Working with a Patent Practitioner

While filing your own patent application as a “pro-se” inventor is acceptable at the United States Patent and Trademark Office (USPTO), it is strongly suggested that you use the services of a registered patent attorney or agent. Filing a patent application is a legal process and requires an extensive knowledge of patent law to be able to prosecute your application before the office. It can be done, but requires a significant amount of homework on the part of the applicant to be versed enough to draft your claims, respond to office actions and determine when to pursue and when to abandon. The USPTO requires either the inventor or a registered patent attorney or agent prosecute a patent application.

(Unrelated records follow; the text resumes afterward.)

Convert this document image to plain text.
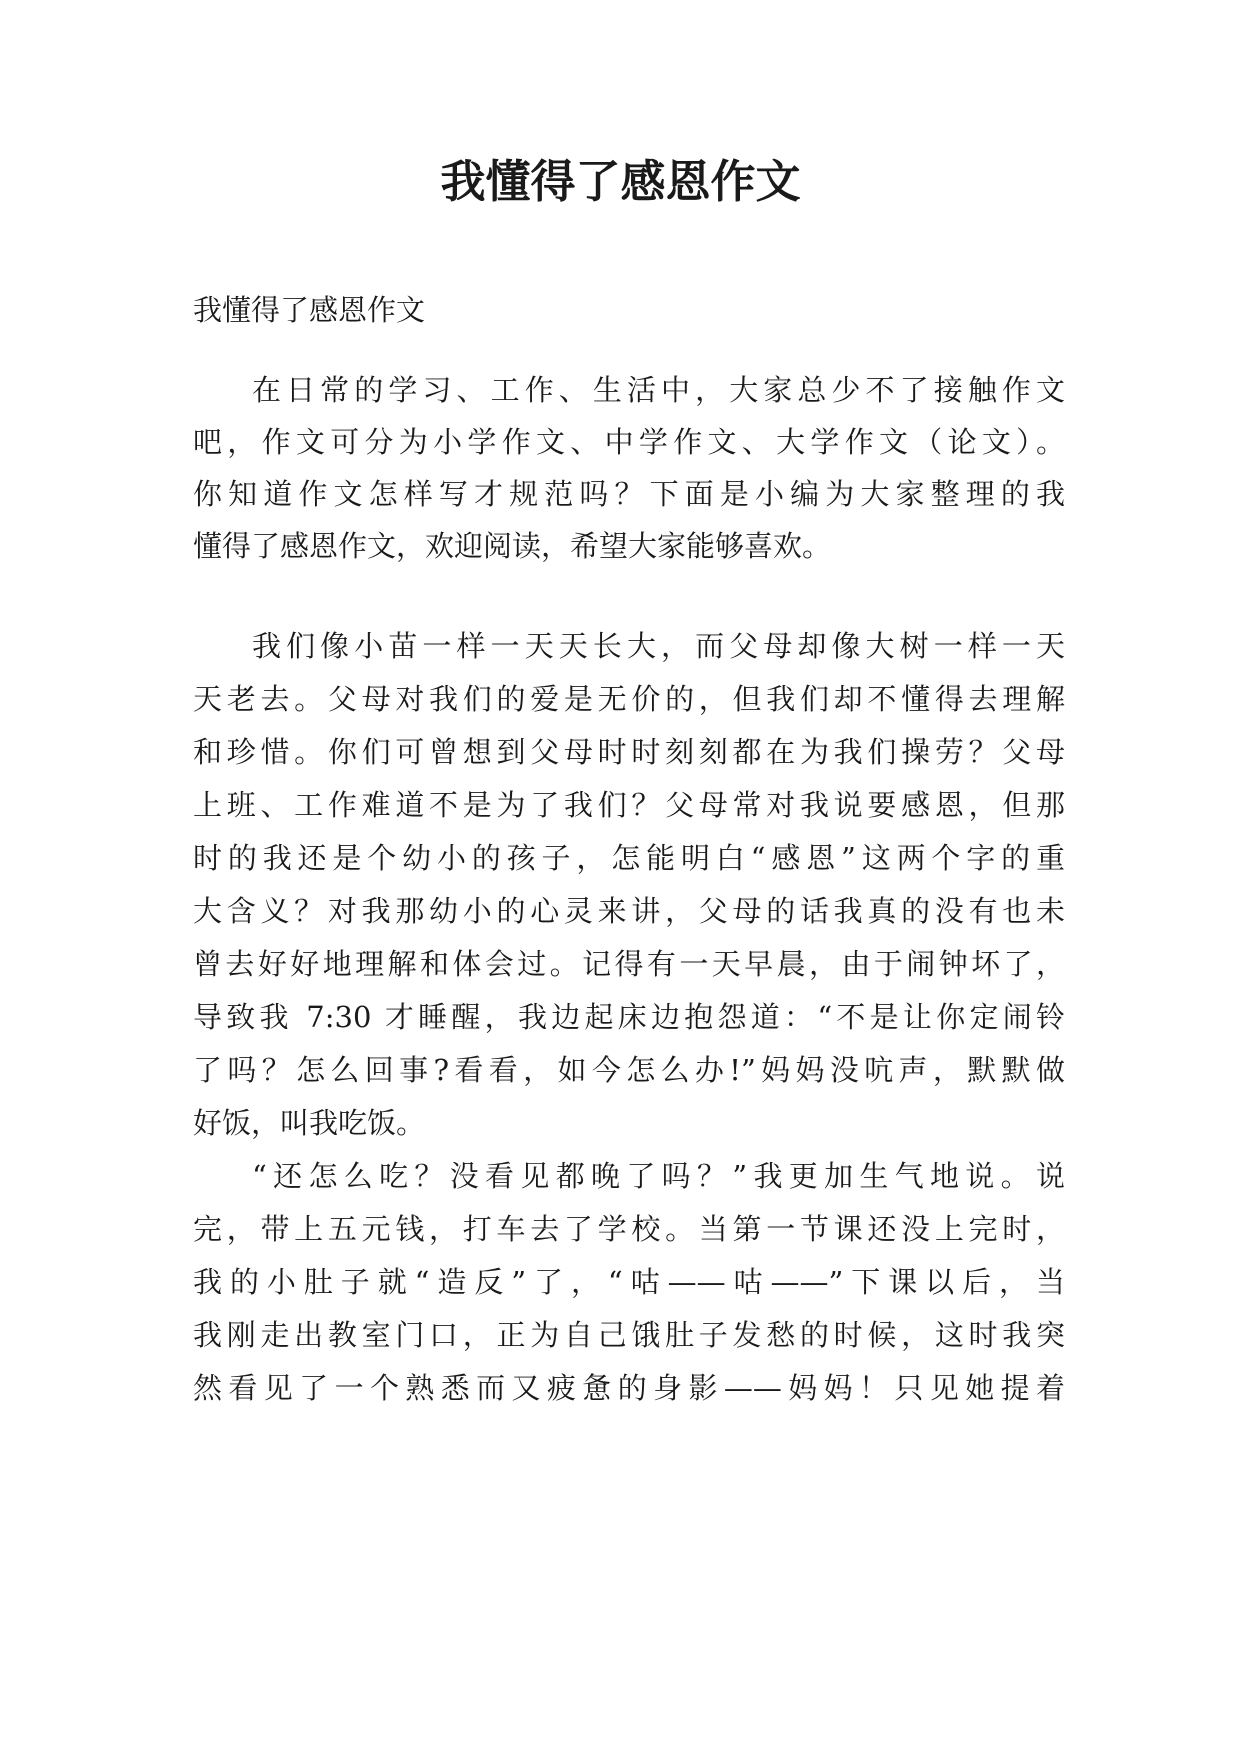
我懂得了感恩作文
我懂得了感恩作文
在日常的学习、工作、生活中，大家总少不了接触作文
吧，作文可分为小学作文、中学作文、大学作文（论文）。
你知道作文怎样写才规范吗？下面是小编为大家整理的我
懂得了感恩作文，欢迎阅读，希望大家能够喜欢。
我们像小苗一样一天天长大，而父母却像大树一样一天
天老去。父母对我们的爱是无价的，但我们却不懂得去理解
和珍惜。你们可曾想到父母时时刻刻都在为我们操劳？父母
上班、工作难道不是为了我们？父母常对我说要感恩，但那
时的我还是个幼小的孩子，怎能明白“感恩”这两个字的重
大含义？对我那幼小的心灵来讲，父母的话我真的没有也未
曾去好好地理解和体会过。记得有一天早晨，由于闹钟坏了，
导致我 7:30 才睡醒，我边起床边抱怨道：“不是让你定闹铃
了吗？怎么回事?看看，如今怎么办!”妈妈没吭声，默默做
好饭，叫我吃饭。
“还怎么吃？没看见都晚了吗？”我更加生气地说。说
完，带上五元钱，打车去了学校。当第一节课还没上完时，
我的小肚子就“造反”了，“咕——咕——”下课以后，当
我刚走出教室门口，正为自己饿肚子发愁的时候，这时我突
然看见了一个熟悉而又疲惫的身影——妈妈！只见她提着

A patent attorney has a law degree, can prosecute applications before the USPTO, and can represent you in patent litigation or infringement cases. A patent agent can prosecute applications before the USPTO, but not in a court of law. To be a registered patent attorney or agent, one must pass an exam administered by the USPTO. A roster of all registered patent attorneys and agents that is searchable by name or geographic location is available on the USPTO’s website. The USPTO’s attorney roster contains approximately 31,000 registered patent attorneys and 10,000 registered patent agents.

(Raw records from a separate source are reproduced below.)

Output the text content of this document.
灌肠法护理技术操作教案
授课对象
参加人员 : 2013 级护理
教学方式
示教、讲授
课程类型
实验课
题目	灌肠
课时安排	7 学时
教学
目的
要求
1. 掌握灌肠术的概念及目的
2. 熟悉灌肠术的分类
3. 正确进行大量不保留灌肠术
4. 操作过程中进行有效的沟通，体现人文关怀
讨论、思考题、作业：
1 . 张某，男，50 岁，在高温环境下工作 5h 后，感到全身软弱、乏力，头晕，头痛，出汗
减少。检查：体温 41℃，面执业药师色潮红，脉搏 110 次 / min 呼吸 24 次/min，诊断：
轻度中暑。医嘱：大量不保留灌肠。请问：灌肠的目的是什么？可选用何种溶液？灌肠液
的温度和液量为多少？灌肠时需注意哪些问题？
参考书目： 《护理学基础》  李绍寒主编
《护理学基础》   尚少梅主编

Of the more than 40,000 attorneys and agents registered to practice before the USPTO, finding a suitable patent attorney or agent can be challenging. Here are a few suggestions to consider when hiring a patent practitioner.

  • Ask for recommendations from other inventors or from local inventor groups. Often times, inventors who have been through the process have great insight and suggestions. For a list of local inventor organizations within your area, please visit the "Organizations for Inventors" column in Inventors Eye.
  • Contact more than one attorney or agent. Nothing says you have to go with the first practitioner you contact.
  • Ask if they have experience working with independent inventors. Some practitioners have more experience with independent inventors and a better understanding of things they may or may not know.
  • Find an attorney or agent that has experience in the area of your invention.
  • Contact the USPTO Office of Enrollment and Discipline to ensure they are in good standing with the USPTO at 571-272-4097.

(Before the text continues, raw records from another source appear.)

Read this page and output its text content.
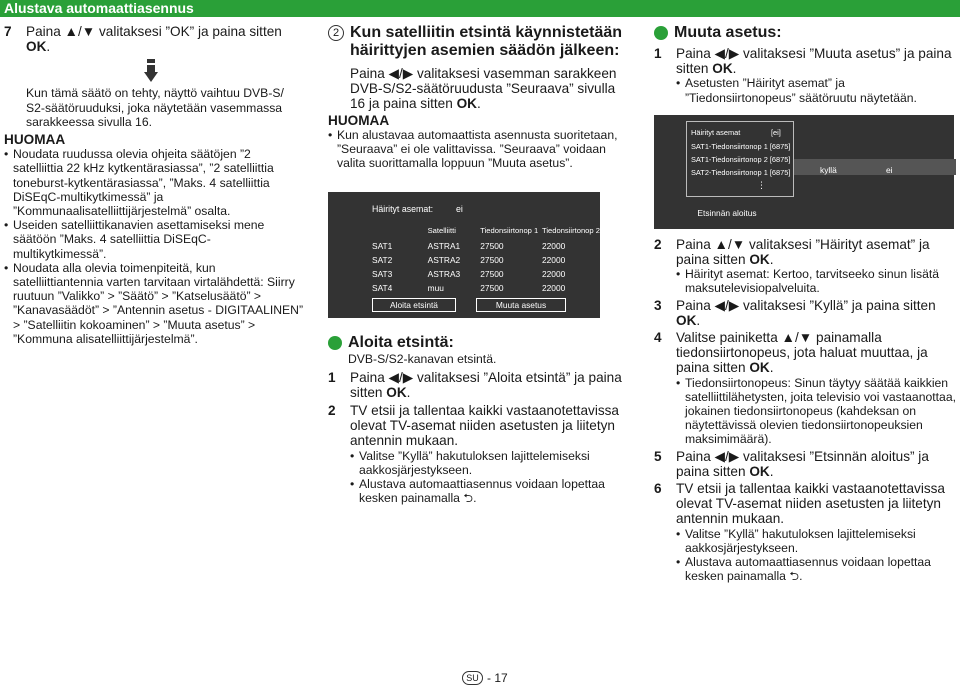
Alustava automaattiasennus
7	Paina ▲/▼ valitaksesi ”OK” ja paina sitten OK.
Kun tämä säätö on tehty, näyttö vaihtuu DVB-S/ S2-säätöruuduksi, joka näytetään vasemmassa sarakkeessa sivulla 16.
HUOMAA
• Noudata ruudussa olevia ohjeita säätöjen ”2 satelliittia 22 kHz kytkentärasiassa”, ”2 satelliittia toneburst-kytkentärasiassa”, ”Maks. 4 satelliittia DiSEqC-multikytkimessä” ja ”Kommunaalisatelliittijärjestelmä” osalta.
• Useiden satelliittikanavien asettamiseksi mene säätöön ”Maks. 4 satelliittia DiSEqC-multikytkimessä”.
• Noudata alla olevia toimenpiteitä, kun satelliittiantennia varten tarvitaan virtalähdettä: Siirry ruutuun ”Valikko” > ”Säätö” > ”Katselusäätö” > ”Kanavasäädöt” > ”Antennin asetus - DIGITAALINEN” > ”Satelliitin kokoaminen” > ”Muuta asetus” > ”Kommuna alisatelliittijärjestelmä”.
2 Kun satelliitin etsintä käynnistetään häirittyjen asemien säädön jälkeen:
Paina ◀/▶ valitaksesi vasemman sarakkeen DVB-S/S2-säätöruudusta ”Seuraava” sivulla 16 ja paina sitten OK.
HUOMAA
• Kun alustavaa automaattista asennusta suoritetaan, ”Seuraava” ei ole valittavissa. ”Seuraava” voidaan valita suorittamalla loppuun ”Muuta asetus”.
Häirityt asemat:	ei
	Satelliitti	Tiedonsiirtonop 1	Tiedonsiirtonop 2
SAT1	ASTRA1	27500	22000
SAT2	ASTRA2	27500	22000
SAT3	ASTRA3	27500	22000
SAT4	muu	27500	22000
Aloita etsintä	Muuta asetus
Aloita etsintä:
DVB-S/S2-kanavan etsintä.
1	Paina ◀/▶ valitaksesi ”Aloita etsintä” ja paina sitten OK.
2	TV etsii ja tallentaa kaikki vastaanotettavissa olevat TV-asemat niiden asetusten ja liitetyn antennin mukaan.
• Valitse ”Kyllä” hakutuloksen lajittelemiseksi aakkosjärjestykseen.
• Alustava automaattiasennus voidaan lopettaa kesken painamalla ⮌.
Muuta asetus:
1	Paina ◀/▶ valitaksesi ”Muuta asetus” ja paina sitten OK.
• Asetusten ”Häirityt asemat” ja ”Tiedonsiirtonopeus” säätöruutu näytetään.
Häirityt asemat	[ei]
SAT1-Tiedonsiirtonop 1 [6875]
SAT1-Tiedonsiirtonop 2 [6875]
SAT2-Tiedonsiirtonop 1 [6875]
⋮
kyllä	ei
Etsinnän aloitus
2	Paina ▲/▼ valitaksesi ”Häirityt asemat” ja paina sitten OK.
• Häirityt asemat: Kertoo, tarvitseeko sinun lisätä maksutelevisiopalveluita.
3	Paina ◀/▶ valitaksesi ”Kyllä” ja paina sitten OK.
4	Valitse painiketta ▲/▼ painamalla tiedonsiirtonopeus, jota haluat muuttaa, ja paina sitten OK.
• Tiedonsiirtonopeus: Sinun täytyy säätää kaikkien satelliittilähetysten, joita televisio voi vastaanottaa, jokainen tiedonsiirtonopeus (kahdeksan on näytettävissä olevien tiedonsiirtonopeuksien maksimimäärä).
5	Paina ◀/▶ valitaksesi ”Etsinnän aloitus” ja paina sitten OK.
6	TV etsii ja tallentaa kaikki vastaanotettavissa olevat TV-asemat niiden asetusten ja liitetyn antennin mukaan.
• Valitse ”Kyllä” hakutuloksen lajittelemiseksi aakkosjärjestykseen.
• Alustava automaattiasennus voidaan lopettaa kesken painamalla ⮌.
SU - 17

After you select a patent attorney or agent, please do the following before your meeting.

  • Prepare for your initial meeting by having a good understanding of the patent process. There is information on the USPTO’s website about what can and cannot be patented, the different types of patent applications, and the fees for each type of application you want to register. Additionally, you can contact the Inventors Assistance Center at 1-800-786-9199 for basic information on the patent process. And you can visit a Patent and Trademark Depository Library (PTDL), which provides a range of services to assist inventors with the patent process. The better versed you are as the inventor, the better you can relate the information to your attorney or agent.
  • Conduct a preliminary patent search to see what has already been patented and what makes your patent different. This can be done at the USPTO’s website or you can seek the services of the PTDLs which offers search assistance and other resources. 
  • Write down the names of the inventors and their contribution.
  • Write a brief description of your invention.
  • Write down when you publicly disclosed your invention. 

Before you sign your application, make sure that you read the written specification and claims. If you have any questions, ask your attorney or agent to explain. You will not be able to add anything new to your application once it has been filed with the USPTO.

Remember that once an application is filed by a patent attorney or agent, the USPTO will only communicate with the attorney or agent. Inventors often call the USPTO for updates, but they have a designated attorney or agent representing them. The USPTO does not engage in double correspondence with an applicant and a patent practitioner (37 CFR 1.33). Let them do the work for you. Also, know that it is very likely that your attorney or agent will need your input to respond to any office actions he/she receives, so keep the lines of communication open.